The residential construction sector is showing signs of improvement in Virginia. While nationally, building permits for new housing construction were down in May, in Virginia, the number of residential building permits issued by local jurisdictions across the state were up 23% between April and May, and were 17% higher compared to May of last year. The overall number of building permits authorized for new housing units was down by about one percent year-to-date.

The uptick in Virginia was driven by a surge in permits for new multifamily residential construction (i.e. housing units in buildings with 5 or more units). In May, the number of permits issued for multifamily units was more than double the number last May. Despite this surge, year-to-date, permits for multifamily units are down 10% compared to last year.

Single-family permits in May were 17% lower than last May, though permits for new single-family homes are up 3% year-to-date.

In the Washington DC and Richmond metro area markets, the number of permits for new residential construction remain lower in 2020 than in 2019. In the Washington DC region (which includes counties and cities in Northern Virginia and Suburban Maryland, along with the District of Columbia), there have been a total of 9,327 building permits issued year-to-date, which is down 17% compared to a year ago. Permits for both new single-family homes and multifamily units were down in the region.

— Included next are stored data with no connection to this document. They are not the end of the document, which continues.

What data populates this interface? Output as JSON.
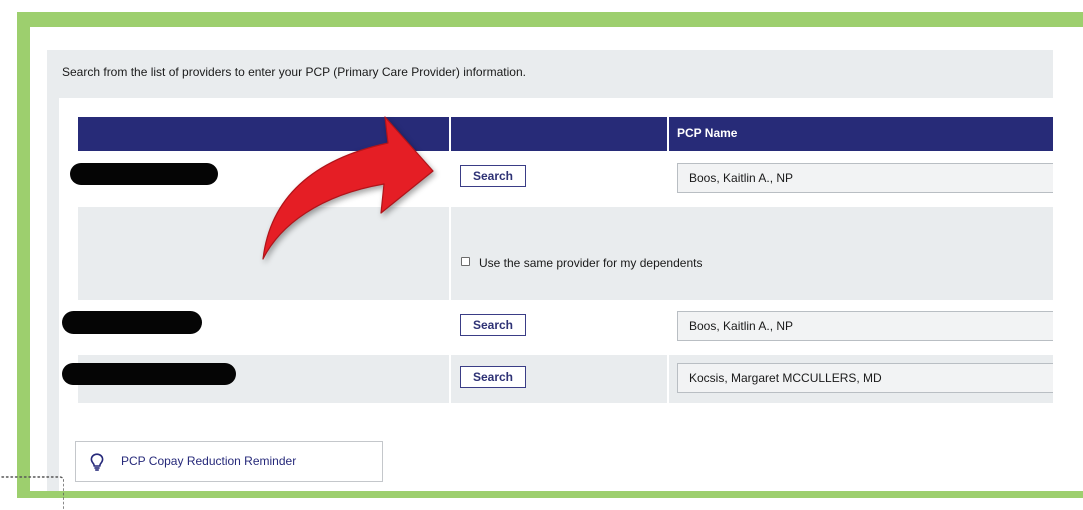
{
  "intro": {
    "text": "Search from the list of providers to enter your PCP (Primary Care Provider) information."
  },
  "table": {
    "column_headers": [
      "",
      "",
      "PCP Name"
    ],
    "rows": [
      {
        "search_label": "Search",
        "pcp_name": "Boos, Kaitlin A., NP"
      },
      {
        "search_label": "Search",
        "pcp_name": "Boos, Kaitlin A., NP"
      },
      {
        "search_label": "Search",
        "pcp_name": "Kocsis, Margaret MCCULLERS, MD"
      }
    ],
    "dependents_checkbox": {
      "label": "Use the same provider for my dependents",
      "checked": false
    }
  },
  "reminder": {
    "label": "PCP Copay Reduction Reminder",
    "icon": "lightbulb-icon"
  },
  "colors": {
    "frame_green": "#9dcf6e",
    "header_navy": "#272b78",
    "row_gray": "#e9ecee",
    "annotation_arrow": "#e51e25"
  }
}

In the Richmond metro area, there were 3,340 residential building permits issued, down 9% from a year ago. The decline reflects a lower number of permits for multifamily units; there was an increase in the number of single-family housing units issued in the Richmond area.

The number of residential building permits was up in the Virginia Beach-Newport News, Charlottesville, Harrisonburg, and Staunton metro areas.

The increase in building permits is a positive sign, reflecting increasing builder confidence and an overall improvement in the economy. However, the level of new construction remains far below what is needed to meet demand in most markets across the Virginia. As a result, inventories of homes for sale will remain low as we head into the summer market.